PROVACI FINO ALLA FINE - Non importa se la serata è iniziata storta e si è messa peggio. L'importante è provarci fino alla fine. È paradossale come la Roma abbia segnato 2 gol negli ultimi 2 tiri di una partita da 39 totali.
INDIPENDENZA DA MALEN - Non ha segnato Malen e già questa è una notizia. Lo è ancora di più che la Roma senza Malen sia stata più pericolosa in avanti e che è riuscita a ribaltare una partita stregata.
LA FORZA DALLA PANCHINA - Forse abbiamo già una risposta al quesito legato il calciomercato di D'Amico. In un momento di caos, Balerdi, Molina, Castro, raddrizzano la situazione e contribuiscono a 3 punti importanti. Se poi dalla panchina puoi fare entrare anche Matias Soulé...
LA LETTURA DEL MATCH E L'ESULTANZA - In campo vanno i calciatori, ma in panchina c'è chi deve sapere leggere anche i momenti delle partita. Così è stato per Gasperini che ha tolto senza farsi troppi problemi dei veri e propri pezzi da 90 della squadra, non in giornata. La Roma rischia il secondo gol? Via Mancini e Ndicka in difficoltà. Malen non è incisivo? In panchina, c'è Castro. Non conta il nome, conta il momento. Lo stesso che poi ti porta a esultare con una corsa di gioia verso la Curva Sud, anche se hai appena battuto una parte di te.
FLOP
39 - La Roma eccede e non si accontenta neanche del detto che dice: "Hai fatto 30, famo 31", perché va oltre. 39 tiri, appena 2 gol, gli ultimi due tiri. L'allenatore di calcio a questo dato sarà sempre più contento dell'aver creato tanto senza concretizzare che magari aver creato 1 occasione, sfruttata, fine (vedi Sarri). Resta il fatto che polveri così bagnate, con Carnesecchi centrato il più delle volte, si son viste raramente.
UNO SBANDAMENTO IMPROVVISO - Il rientro in campo da brividi è una cosa già vista la scorsa stagione.

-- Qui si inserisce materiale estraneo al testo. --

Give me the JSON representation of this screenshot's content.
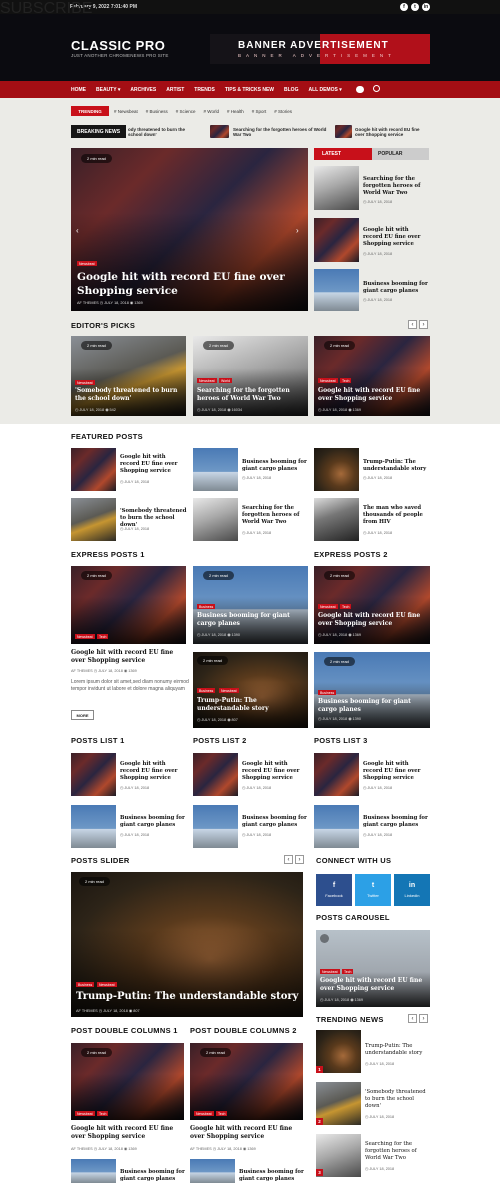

Non si capisce però perché, una volta subito il gol di Ederson, la Roma, nella figura di Mancini su tutti e Ndicka, abbia sbandato così pericolosamente.
LA MANCANZA DI CM DEGLI ATTACCANTI - Tanti cross, ma a saltare il più alto degli attaccanti è Soulé che non è uno specialista. Gli unici pericolosi e, non è un caso sono stati i colpi di testa di Mancini e Cristante, fino gol di Hermoso, arrivato da azione di calcio d'angolo. Lo stesso Castro che ha colpito una traversa, non ha nel colpo di testa il suo punto di forza. Un deficit che la Roma si porterà dietro, soprattutto in gare difficili da sbloccare. Ci fosse stato lo Zapata di turno, probabilmente i tantissimi cross arrivati dalle fasce sarebbero stati sfruttati maggiormente.